Not a lot going on today… a little quiet.

Lots of broker stuff on Macquarie Group (MQG) this morning after their AGM and Trading Update yesterday. The stock jumped over 11.4% yesterday but is still 46% off its highs. Up 1.5% today. ABN AMRO keeps a BUY recommendation and 7600c target. UBS cut their target price to 6000c from 8500c — agrees with AGM comments about last years profits being increasingly challenging to repeat. Log into Marcus to read the rest of today’s broker comments and access our broker archive that runs to over a years worth of broker recommendations.

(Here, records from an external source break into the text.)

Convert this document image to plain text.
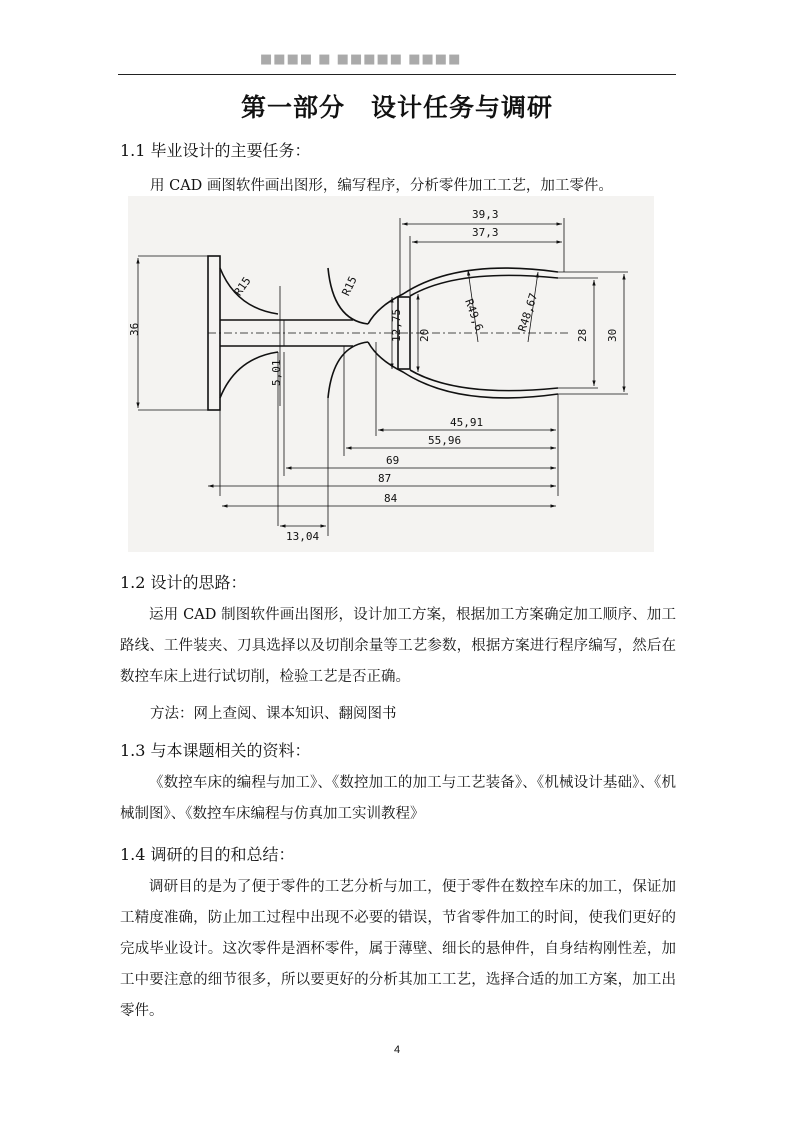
■■■■ ■ ■■■■■ ■■■■
第一部分　设计任务与调研
1.1 毕业设计的主要任务：
用 CAD 画图软件画出图形，编写程序，分析零件加工工艺，加工零件。
39,3
37,3
R15	R15
R49,6	R48,67
36	12,75 20	28 30
5,01
45,91
55,96
69
87
84
13,04
1.2 设计的思路：
运用 CAD 制图软件画出图形，设计加工方案，根据加工方案确定加工顺序、加工路线、工件装夹、刀具选择以及切削余量等工艺参数，根据方案进行程序编写，然后在数控车床上进行试切削，检验工艺是否正确。
方法：网上查阅、课本知识、翻阅图书
1.3 与本课题相关的资料：
《数控车床的编程与加工》、《数控加工的加工与工艺装备》、《机械设计基础》、《机械制图》、《数控车床编程与仿真加工实训教程》
1.4 调研的目的和总结：
调研目的是为了便于零件的工艺分析与加工，便于零件在数控车床的加工，保证加工精度准确，防止加工过程中出现不必要的错误，节省零件加工的时间，使我们更好的完成毕业设计。这次零件是酒杯零件，属于薄壁、细长的悬伸件，自身结构刚性差，加工中要注意的细节很多，所以要更好的分析其加工工艺，选择合适的加工方案，加工出零件。
4
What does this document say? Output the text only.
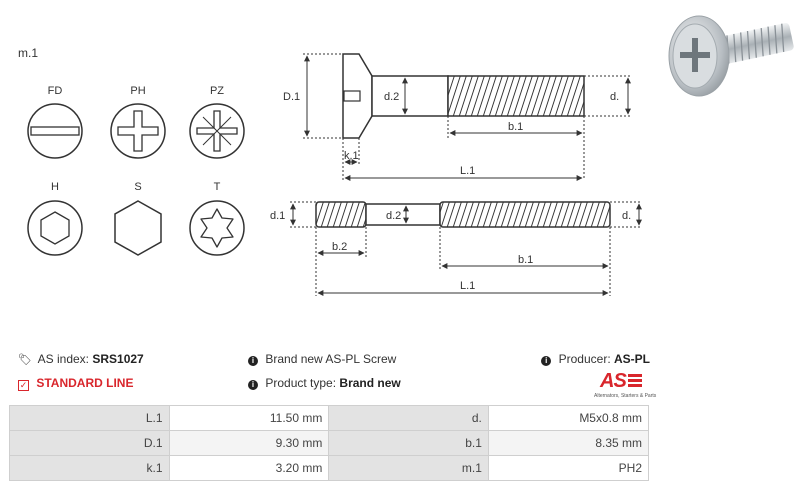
m.1
FD	PH	PZ
H	S	T
D.1	d.2	d.
b.1
k.1
L.1
d.1	d.2	d.
b.2
b.1
L.1
🏷 AS index: SRS1027
✓ STANDARD LINE
i Brand new AS-PL Screw
i Product type: Brand new
i Producer: AS-PL
AS
Alternators, Starters & Parts
L.1	11.50 mm	d.	M5x0.8 mm
D.1	9.30 mm	b.1	8.35 mm
k.1	3.20 mm	m.1	PH2
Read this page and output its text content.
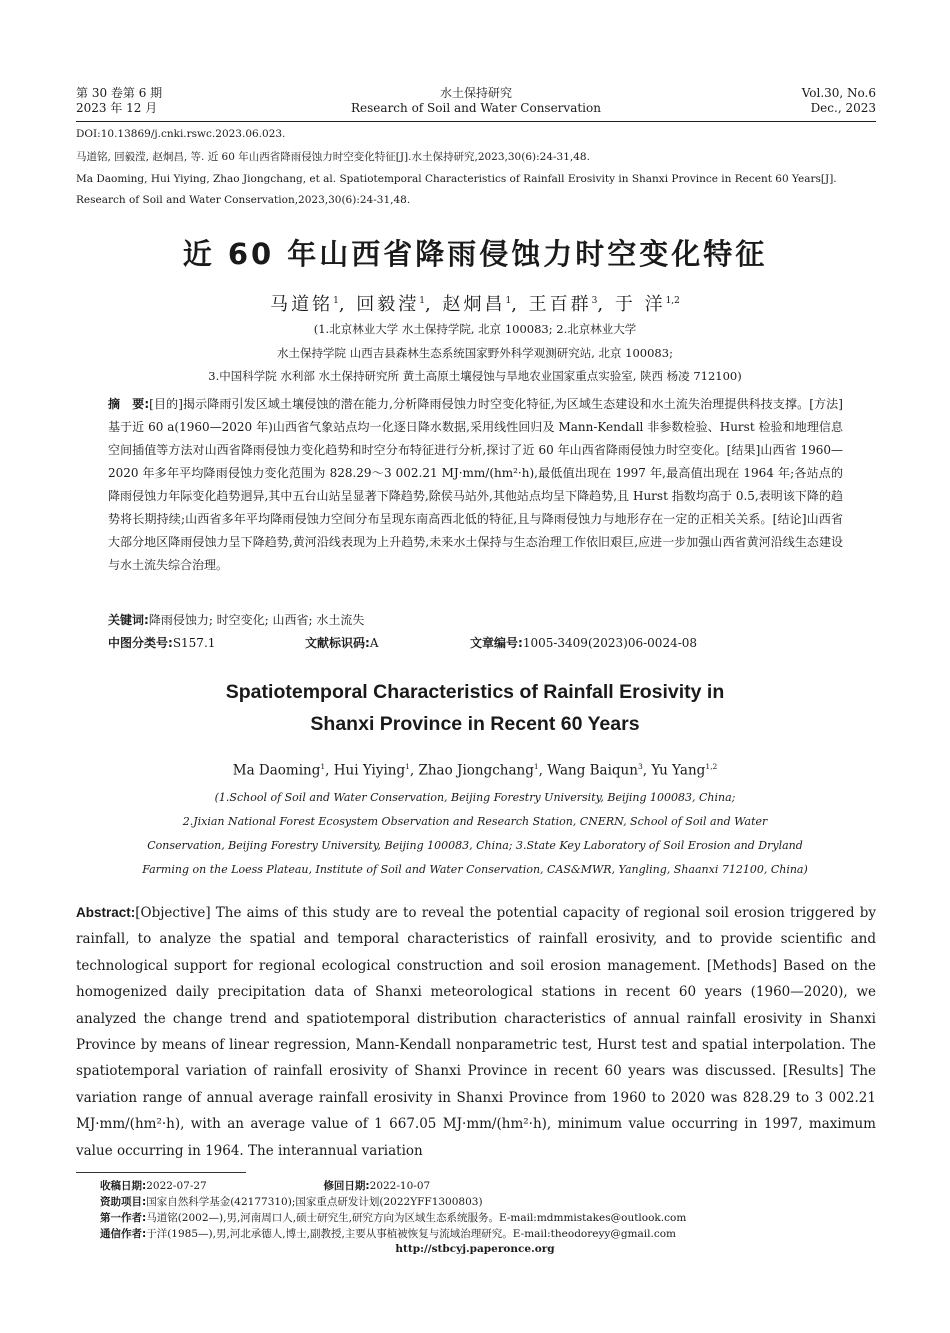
第 30 卷第 6 期
2023 年 12 月
水土保持研究
Research of Soil and Water Conservation
Vol.30, No.6
Dec., 2023
DOI:10.13869/j.cnki.rswc.2023.06.023.
马道铭, 回毅滢, 赵炯昌, 等. 近 60 年山西省降雨侵蚀力时空变化特征[J].水土保持研究,2023,30(6):24-31,48.
Ma Daoming, Hui Yiying, Zhao Jiongchang, et al. Spatiotemporal Characteristics of Rainfall Erosivity in Shanxi Province in Recent 60 Years[J].
Research of Soil and Water Conservation,2023,30(6):24-31,48.
近 60 年山西省降雨侵蚀力时空变化特征
马道铭$^1$, 回毅滢$^1$, 赵炯昌$^1$, 王百群$^3$, 于 洋$^{1,2}$
(1.北京林业大学 水土保持学院, 北京 100083; 2.北京林业大学
水土保持学院 山西吉县森林生态系统国家野外科学观测研究站, 北京 100083;
3.中国科学院 水利部 水土保持研究所 黄土高原土壤侵蚀与旱地农业国家重点实验室, 陕西 杨凌 712100)
摘　要:[目的]揭示降雨引发区域土壤侵蚀的潜在能力,分析降雨侵蚀力时空变化特征,为区域生态建设和水土流失治理提供科技支撑。[方法]基于近 60 a(1960—2020 年)山西省气象站点均一化逐日降水数据,采用线性回归及 Mann-Kendall 非参数检验、Hurst 检验和地理信息空间插值等方法对山西省降雨侵蚀力变化趋势和时空分布特征进行分析,探讨了近 60 年山西省降雨侵蚀力时空变化。[结果]山西省 1960—2020 年多年平均降雨侵蚀力变化范围为 828.29～3 002.21 MJ·mm/(hm²·h),最低值出现在 1997 年,最高值出现在 1964 年;各站点的降雨侵蚀力年际变化趋势迥异,其中五台山站呈显著下降趋势,除侯马站外,其他站点均呈下降趋势,且 Hurst 指数均高于 0.5,表明该下降的趋势将长期持续;山西省多年平均降雨侵蚀力空间分布呈现东南高西北低的特征,且与降雨侵蚀力与地形存在一定的正相关关系。[结论]山西省大部分地区降雨侵蚀力呈下降趋势,黄河沿线表现为上升趋势,未来水土保持与生态治理工作依旧艰巨,应进一步加强山西省黄河沿线生态建设与水土流失综合治理。
关键词:降雨侵蚀力; 时空变化; 山西省; 水土流失
中图分类号:S157.1	文献标识码:A	文章编号:1005-3409(2023)06-0024-08
Spatiotemporal Characteristics of Rainfall Erosivity in
Shanxi Province in Recent 60 Years
Ma Daoming$^1$, Hui Yiying$^1$, Zhao Jiongchang$^1$, Wang Baiqun$^3$, Yu Yang$^{1,2}$
(1.School of Soil and Water Conservation, Beijing Forestry University, Beijing 100083, China;
2.Jixian National Forest Ecosystem Observation and Research Station, CNERN, School of Soil and Water
Conservation, Beijing Forestry University, Beijing 100083, China; 3.State Key Laboratory of Soil Erosion and Dryland
Farming on the Loess Plateau, Institute of Soil and Water Conservation, CAS&MWR, Yangling, Shaanxi 712100, China)
Abstract:[Objective] The aims of this study are to reveal the potential capacity of regional soil erosion triggered by rainfall, to analyze the spatial and temporal characteristics of rainfall erosivity, and to provide scientific and technological support for regional ecological construction and soil erosion management. [Methods] Based on the homogenized daily precipitation data of Shanxi meteorological stations in recent 60 years (1960—2020), we analyzed the change trend and spatiotemporal distribution characteristics of annual rainfall erosivity in Shanxi Province by means of linear regression, Mann-Kendall nonparametric test, Hurst test and spatial interpolation. The spatiotemporal variation of rainfall erosivity of Shanxi Province in recent 60 years was discussed. [Results] The variation range of annual average rainfall erosivity in Shanxi Province from 1960 to 2020 was 828.29 to 3 002.21 MJ·mm/(hm²·h), with an average value of 1 667.05 MJ·mm/(hm²·h), minimum value occurring in 1997, maximum value occurring in 1964. The interannual variation
收稿日期:2022-07-27	修回日期:2022-10-07
资助项目:国家自然科学基金(42177310);国家重点研发计划(2022YFF1300803)
第一作者:马道铭(2002—),男,河南周口人,硕士研究生,研究方向为区域生态系统服务。E-mail:mdmmistakes@outlook.com
通信作者:于洋(1985—),男,河北承德人,博士,副教授,主要从事植被恢复与流域治理研究。E-mail:theodoreyy@gmail.com
http://stbcyj.paperonce.org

  • Gold stocks struggling after Gold fell over $25 overnight in the US. NCM down 8%, LGL — which announces results next week – down 3.7% and SGX down 5%.
  • Zinc price up 4% but fails to inspire zinc stocks.
  • According to The Australian, the Commonwealth Bank (CBA) has bid $440m for ABN AMRO’s Australia and New Zealand assets. No comment from CBA. The figure is a lot less than the $1bn the Royal Bank of Scotland wanted. They are seemingly the last buyer left.
  • The ACCC have approved the Westpac bid for St George. Citigroup believe the NAB might have a crack at St. George now the ACCC decision is out of the way and after NAB pulled out of bidding for ABN AMRO Australia “With more certainty around competition issues, NAB may now be more willing to consider a bid”.
  • Lion Nathan (LNN) has released its 3Q 2008 Trading Update in line with expectations and reasonably upbeat. They have reaffirmed FY earnings guidance with 7% revenue growth in the 9 months.
  • There has been a large trade of 4m WA News (WAN) shares bought at 1025c, a premium to the recent trading price of below 950c. Most obvious buyer would be Seven Network (SEV), which already owns 19.4% of the company.
  • Newcrest (NCM) have released their 4Q Production numbers – share price has fallen 7.2% this morning on the huge drop in the gold price overnight — Gold production at 435,120 ounces, down 1%. Copper up 6% from 3Q. Record FY Gold production of 1.78m ounces. Telfer production was affected by gas outage but can operate now at full capacity after securing interim gas supply. Telfer output expected to be 700.000-750,000 ounces in 08-09.
  • Singapore Telecommunications (SGT) has signed a deal with 3 major studios that will make it possible for its mio TV service to screen over 50 top US series as early as 24 hours after their US premier.
  • Woodside Petroleum (WPL) shareholders watch out – Hassle Free Share Sales have written to shareholders offering to buy their shares at a significant discount to their market value, as low as 2599c a share. Now 5294c down 305c or 5.4% on the back of the fall in the oil price overnight.
  • IBA Health (IBA) has won a regional health project in Mexico.
  • ING Office Fund (IOF) has provided a portfolio update – well positioned to withstand a slowdown and reinforces solid performance going forward.
  • JP Morgan expects Amcor (AMC) to announce a FY08 net profit of $372m, down 6% from FY07 when it announces results on August 21.
  • Biota (BTA) announces it has received royalties of $400,000 on sales of $6.2m from Relenza.
  • Brokers say HOLD onto Just Group (JST) after Solomon Lew’s Premier Investment (PMV) upped its bid yesterday. GSBJ Were have a 400c target price.
  • UBS Warburg have a NEUTRAL recommendation on Foster’s Group (FGL) and ponders whether a demerger of the wine and beer business is next.
  • Qantas up another 5c to 365c on the back the oil price going backwards again overnight. Virgin Blue up 6.47% to 74c.
  • JP Morgan expects Boral (BLD) to announce a FY08 net profit of $235m, down 21% from last year. They maintain their UNDERWEIGHT recommendation and 550c target price.